Tavafta kadın erkek beraber olabilir
İbnu Cüreyc anlatıyor: “Ata, bana İbnu Hişâm’ın kadınları erkeklerle karışık olarak tavaftan yasakladığı zaman dedi ki: “O bunu nasıl yasaklar, Resûlullah aleyhissalâtu vesselâm’ın zevceleri bile erkeklerle birlikte haccettiler!” Ben Atâ’ya sordum:
“Onların beraber hacları örtünme emrinden önce miydi, sonra mıydı?”

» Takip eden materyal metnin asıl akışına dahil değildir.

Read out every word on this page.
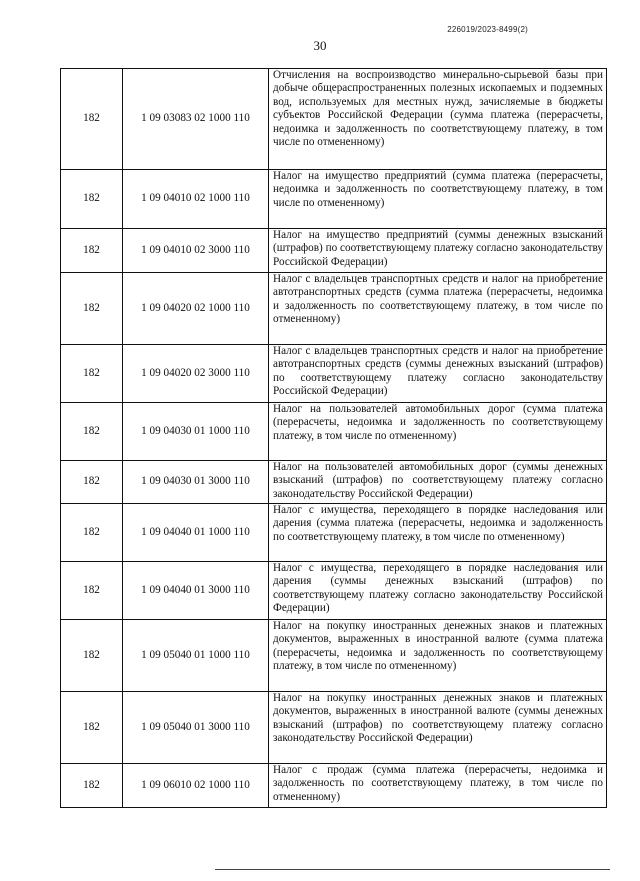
226019/2023-8499(2)
30
182	1 09 03083 02 1000 110	Отчисления на воспроизводство минерально-сырьевой базы при добыче общераспространенных полезных ископаемых и подземных вод, используемых для местных нужд, зачисляемые в бюджеты субъектов Российской Федерации (сумма платежа (перерасчеты, недоимка и задолженность по соответствующему платежу, в том числе по отмененному)
182	1 09 04010 02 1000 110	Налог на имущество предприятий (сумма платежа (перерасчеты, недоимка и задолженность по соответствующему платежу, в том числе по отмененному)
182	1 09 04010 02 3000 110	Налог на имущество предприятий (суммы денежных взысканий (штрафов) по соответствующему платежу согласно законодательству Российской Федерации)
182	1 09 04020 02 1000 110	Налог с владельцев транспортных средств и налог на приобретение автотранспортных средств (сумма платежа (перерасчеты, недоимка и задолженность по соответствующему платежу, в том числе по отмененному)
182	1 09 04020 02 3000 110	Налог с владельцев транспортных средств и налог на приобретение автотранспортных средств (суммы денежных взысканий (штрафов) по соответствующему платежу согласно законодательству Российской Федерации)
182	1 09 04030 01 1000 110	Налог на пользователей автомобильных дорог (сумма платежа (перерасчеты, недоимка и задолженность по соответствующему платежу, в том числе по отмененному)
182	1 09 04030 01 3000 110	Налог на пользователей автомобильных дорог (суммы денежных взысканий (штрафов) по соответствующему платежу согласно законодательству Российской Федерации)
182	1 09 04040 01 1000 110	Налог с имущества, переходящего в порядке наследования или дарения (сумма платежа (перерасчеты, недоимка и задолженность по соответствующему платежу, в том числе по отмененному)
182	1 09 04040 01 3000 110	Налог с имущества, переходящего в порядке наследования или дарения (суммы денежных взысканий (штрафов) по соответствующему платежу согласно законодательству Российской Федерации)
182	1 09 05040 01 1000 110	Налог на покупку иностранных денежных знаков и платежных документов, выраженных в иностранной валюте (сумма платежа (перерасчеты, недоимка и задолженность по соответствующему платежу, в том числе по отмененному)
182	1 09 05040 01 3000 110	Налог на покупку иностранных денежных знаков и платежных документов, выраженных в иностранной валюте (суммы денежных взысканий (штрафов) по соответствующему платежу согласно законодательству Российской Федерации)
182	1 09 06010 02 1000 110	Налог с продаж (сумма платежа (перерасчеты, недоимка и задолженность по соответствующему платежу, в том числе по отмененному)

“Evet, kasem olsun buna, ben örtünme emrinden sonra şâhid oldum!” diye cevap verdi. Ben tekrar sordum:
“Pekâlâ, erkeklere nasıl karışırlardı?” Şu cevabı verdi:
“Erkeklere karışmazlardı, Hz. Aişe radıyallahu anhâ erkeklerden ayrı olarak tavaf ederdi, onlara karışmazdı.” Hatta bir kadın kendisine: “Ey mü’minlerin annesi, yürü Hacerü’l-Esved’e elimizi değerek istilâm edelim!” demişti de Hz. Aişe ona:
“Sen dilediğin şekilde git” deyip kendisi gitmekten imtina etmişti. Onlar geceleyin kim oldukları bilinmez halde çıkarlar, erkeklerle beraber tavaf yaparlardı.

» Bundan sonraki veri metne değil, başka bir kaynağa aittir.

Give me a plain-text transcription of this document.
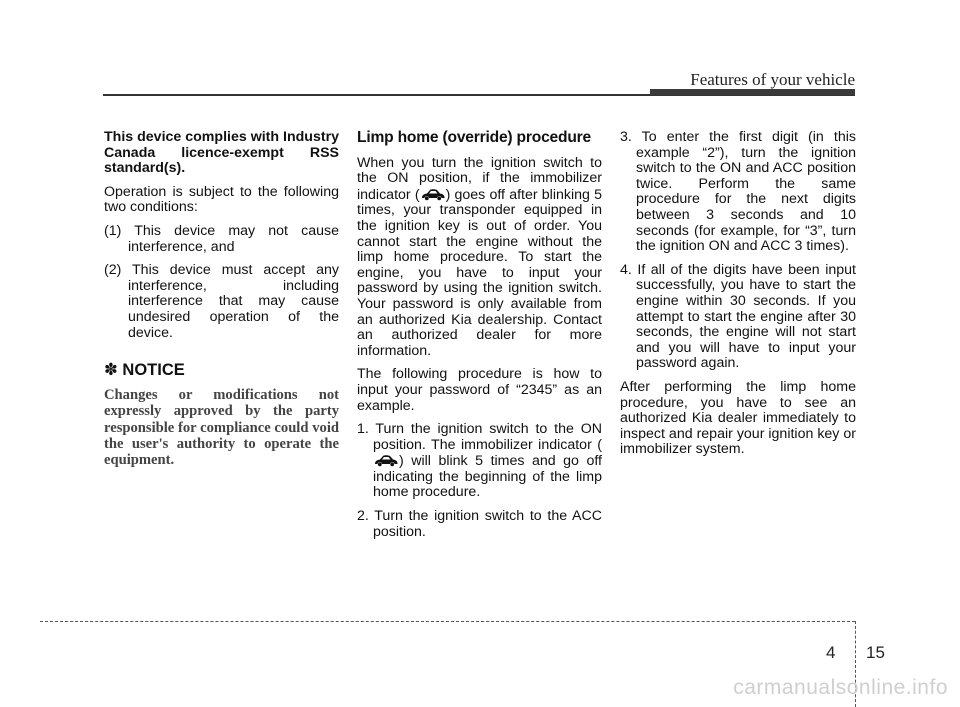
Features of your vehicle

This device complies with Industry Canada licence-exempt RSS standard(s).

Operation is subject to the following two conditions:

(1) This device may not cause interference, and
(2) This device must accept any interference, including interference that may cause undesired operation of the device.
✽ NOTICE
Changes or modifications not expressly approved by the party responsible for compliance could void the user's authority to operate the equipment.
Limp home (override) procedure

When you turn the ignition switch to the ON position, if the immobilizer indicator ( ) goes off after blinking 5 times, your transponder equipped in the ignition key is out of order. You cannot start the engine without the limp home procedure. To start the engine, you have to input your password by using the ignition switch. Your password is only available from an authorized Kia dealership. Contact an authorized dealer for more information.

The following procedure is how to input your password of “2345” as an example.

1. Turn the ignition switch to the ON position. The immobilizer indicator () will blink 5 times and go off indicating the beginning of the limp home procedure.
2. Turn the ignition switch to the ACC position.
3. To enter the first digit (in this example “2”), turn the ignition switch to the ON and ACC position twice. Perform the same procedure for the next digits between 3 seconds and 10 seconds (for example, for “3”, turn the ignition ON and ACC 3 times).
4. If all of the digits have been input successfully, you have to start the engine within 30 seconds. If you attempt to start the engine after 30 seconds, the engine will not start and you will have to input your password again.

After performing the limp home procedure, you have to see an authorized Kia dealer immediately to inspect and repair your ignition key or immobilizer system.

4 15
carmanualsonline.info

Beytullah’a girmek istedikleri zaman da, erkeklerin tamamen çıkarılmış olmalarına kadar durup beklerler, sonra girerlerdi.

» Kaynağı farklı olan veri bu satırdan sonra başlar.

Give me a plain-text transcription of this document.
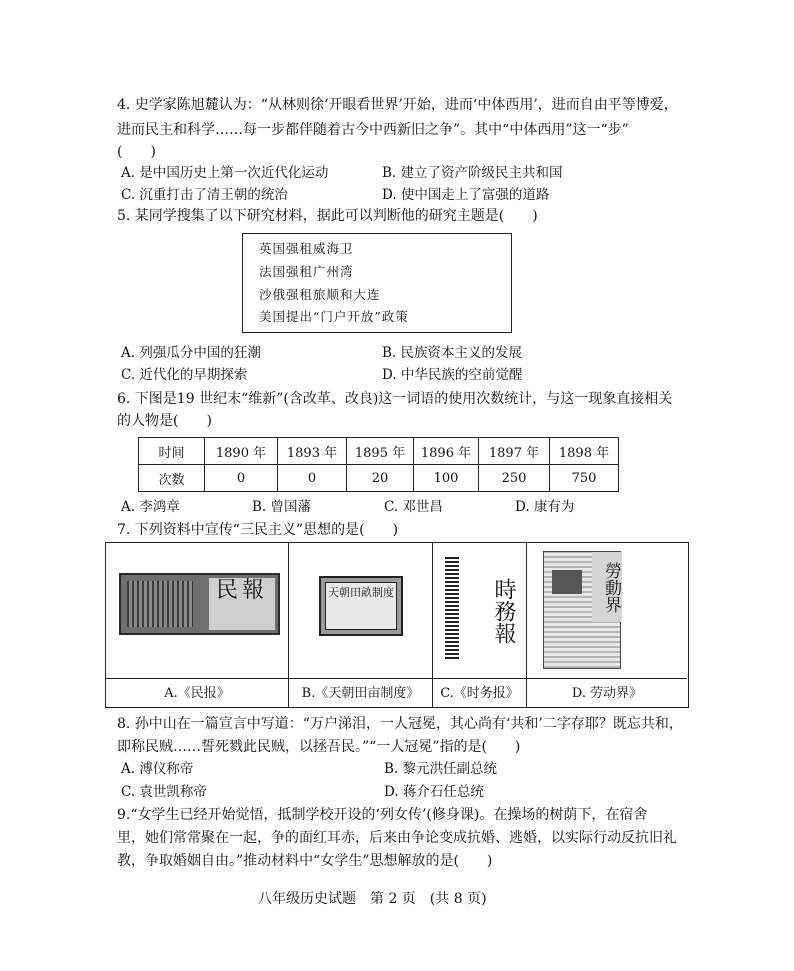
4. 史学家陈旭麓认为：“从林则徐‘开眼看世界’开始，进而‘中体西用’，进而自由平等博爱，
进而民主和科学……每一步都伴随着古今中西新旧之争”。其中“中体西用”这一“步”
(　　)
A. 是中国历史上第一次近代化运动	B. 建立了资产阶级民主共和国
C. 沉重打击了清王朝的统治	D. 使中国走上了富强的道路
5. 某同学搜集了以下研究材料，据此可以判断他的研究主题是(　　)
英国强租威海卫
法国强租广州湾
沙俄强租旅顺和大连
美国提出“门户开放”政策
A. 列强瓜分中国的狂潮	B. 民族资本主义的发展
C. 近代化的早期探索	D. 中华民族的空前觉醒
6. 下图是19 世纪末“维新”(含改革、改良)这一词语的使用次数统计，与这一现象直接相关
的人物是(　　)
时间	1890 年	1893 年	1895 年	1896 年	1897 年	1898 年
次数	0	0	20	100	250	750
A. 李鸿章	B. 曾国藩	C. 邓世昌	D. 康有为
7. 下列资料中宣传“三民主义”思想的是(　　)
民報	天朝田畝制度	時務報	勞動界
A.《民报》	B.《天朝田亩制度》	C.《时务报》	D. 劳动界》
8. 孙中山在一篇宣言中写道：“万户涕泪，一人冠冕，其心尚有‘共和’二字存耶？既忘共和，
即称民贼……誓死戮此民贼，以拯吾民。”“一人冠冕”指的是(　　)
A. 溥仪称帝	B. 黎元洪任副总统
C. 袁世凯称帝	D. 蒋介石任总统
9.“女学生已经开始觉悟，抵制学校开设的‘列女传’(修身课)。在操场的树荫下，在宿舍
里，她们常常聚在一起，争的面红耳赤，后来由争论变成抗婚、逃婚，以实际行动反抗旧礼
教，争取婚姻自由。”推动材料中“女学生”思想解放的是(　　)
八年级历史试题　第 2 页　(共 8 页)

Atâ devamla: “Ben Mekke kadısı Ubeyd İbnu Umeyr’le birlikte, Müzdelife’deki Sebir dağında mücâvir (yani ikamet eder) olan Hz. Aişe radıyallahu anhâ’nin yanına giderdim” dedi. Ben hemen sordum:
“Pekâlâ, Hz. Aişe’nin örtüsü ne idi?”
“Keçeden yapılmış küçük bir Türk çadırının içindeydi. Çadırın bir perdesi vardı. Aişe radıyallahu anhâ ile bizim aramızda bu perdeden başka bir şey yoktu. Ben Hz. Aişe’nin üzerinde gül renginde bir zıbın gördüm.”